O Tribunal Constitucional compreende a imposição legal referente a exigência de as notificações serem dirigidas aos defensores, visto que, os mesmos por serem os técnicos em matérias jurídicas lançam mão dos meios ou instrumentos mais adequados, a fim de exercer na plenitude o direito de defesa, constitucionalmente garantido.
Importa ainda salientar que, no caso em concreto, por se tratar de um processo de natureza penal, em que estão em causa aspectos inerentes à liberdade, neste contexto, o mandatário cumpre a função principal de garantir a melhor defesa ao arguido, por via dos instrumentos legais disponíveis.
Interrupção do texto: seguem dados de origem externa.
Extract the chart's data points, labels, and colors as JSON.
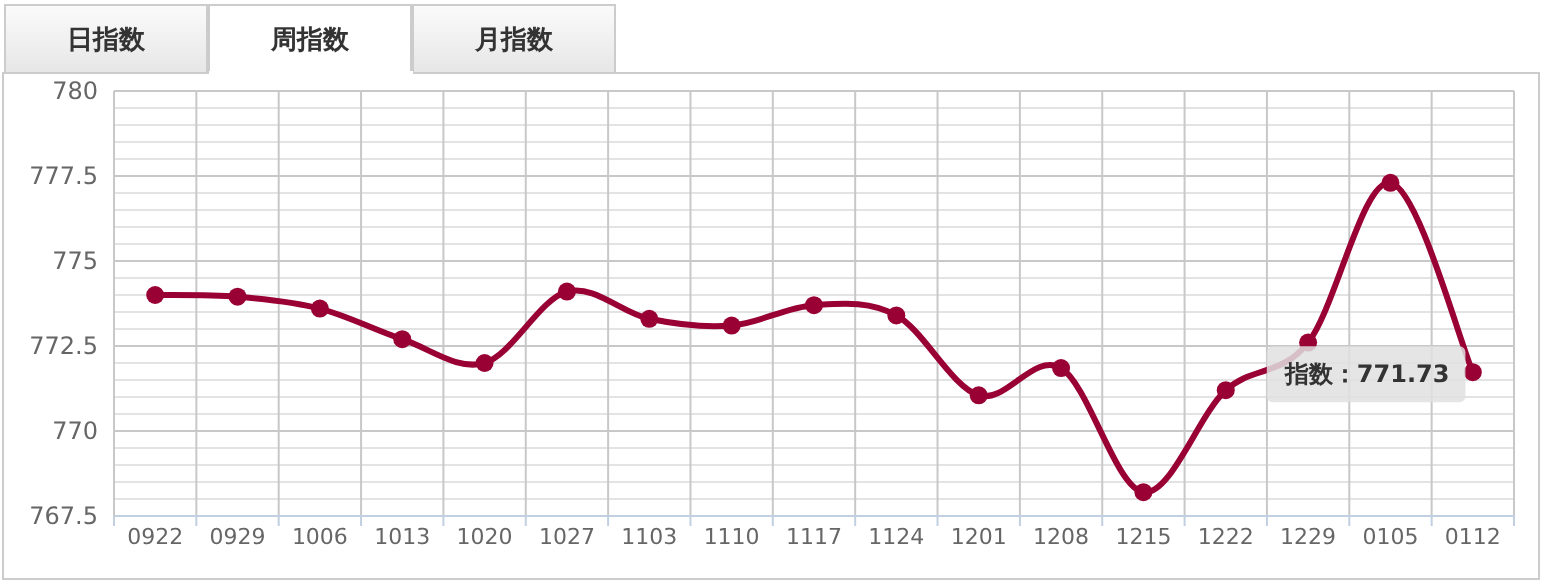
{
  "chart_data": {
    "type": "line",
    "categories": [
      "0922",
      "0929",
      "1006",
      "1013",
      "1020",
      "1027",
      "1103",
      "1110",
      "1117",
      "1124",
      "1201",
      "1208",
      "1215",
      "1222",
      "1229",
      "0105",
      "0112"
    ],
    "series": [
      {
        "color": "#990033",
        "values": [
          774.0,
          773.95,
          773.6,
          772.7,
          772.0,
          774.1,
          773.3,
          773.1,
          773.7,
          773.4,
          771.05,
          771.85,
          768.2,
          771.2,
          772.6,
          777.3,
          771.73
        ]
      }
    ],
    "ylim": [
      767.5,
      780
    ],
    "yticks": [
      767.5,
      {
        "value": 768,
        "label": null
      },
      {
        "value": 768.5,
        "label": null
      },
      {
        "value": 769,
        "label": null
      },
      {
        "value": 769.5,
        "label": null
      },
      770,
      {
        "value": 770.5,
        "label": null
      },
      {
        "value": 771,
        "label": null
      },
      {
        "value": 771.5,
        "label": null
      },
      {
        "value": 772,
        "label": null
      },
      772.5,
      {
        "value": 773,
        "label": null
      },
      {
        "value": 773.5,
        "label": null
      },
      {
        "value": 774,
        "label": null
      },
      {
        "value": 774.5,
        "label": null
      },
      775,
      {
        "value": 775.5,
        "label": null
      },
      {
        "value": 776,
        "label": null
      },
      {
        "value": 776.5,
        "label": null
      },
      {
        "value": 777,
        "label": null
      },
      777.5,
      {
        "value": 778,
        "label": null
      },
      {
        "value": 778.5,
        "label": null
      },
      {
        "value": 779,
        "label": null
      },
      {
        "value": 779.5,
        "label": null
      },
      780
    ],
    "grid": true,
    "marker": "circle",
    "line_style": "solid",
    "annotations": [
      "日指数",
      "周指数",
      "月指数",
      {
        "text": "指数：771.73",
        "x": "0112",
        "y": 771.73
      }
    ]
  }
}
Portanto, a decisão do tribunal ad quem não encerrava o processo penal em curso, conquanto, ainda tinha a virtualidade de ser impugnada, por via de recurso extraordinário de inconstitucionalidade, logo, a notificação directa ao réu, aqui Recorrente, sobre a decisão do tribunal ad quem, prescindindo da prévia notificação ao seu defensor constituído, violou o seu direito a ampla defesa, consagrado no n.º 3 do artigo 67.º, o princípio da legalidade, n.º 2 do artigo 6.º, ambos da CRA e o n.º 1 do artigo 253.º do CPC.
Consta dos autos que o tribunal a quo, para além de ter ordenado a execução da decisão do tribunal ad quem sem notificar o mandatário do Recorrente, também não observou o prazo de 8 dias para que o Recorrente, querendo, interpusesse recurso.
Nos termos do n.º 6 do artigo 67.º da CRA, “Qualquer pessoa condenada tem o direito de interpor recurso ordinário ou extraordinário no tribunal competente da decisão contra si proferida em matéria penal…”.
Compulsados os autos, verifica-se que o Recorrente interpôs recurso da decisão proferida pelo tribunal a quo, tendo o tribunal ad quem, confirmando a decisão daquele tribunal.
Não obstante o Recorrente ter esgotado a cadeia recursória ordinária, este ainda gozava da faculdade de recorrer da decisão do Tribunal Supremo, por intermédio do recurso extraordinário de inconstitucionalidade, consagrado no artigo 49.º da LPC, que uma vez admitido, suspende a execução da decisão do tribunal ad quem.
O tribunal a quo, ao ordenar a detenção do Recorrente, para execução da decisão do tribunal ad quem, antes de terem decorrido 8 (oito) dias, para interposição de recurso extraordinário de inconstitucionalidade, que é um direito que ainda lhe assistia nos termos da lei, não restam dúvidas de que aquele tribunal, coartou o direito de recurso constitucionalmente garantido, no n.º 6 do artigo 67.º da CRA.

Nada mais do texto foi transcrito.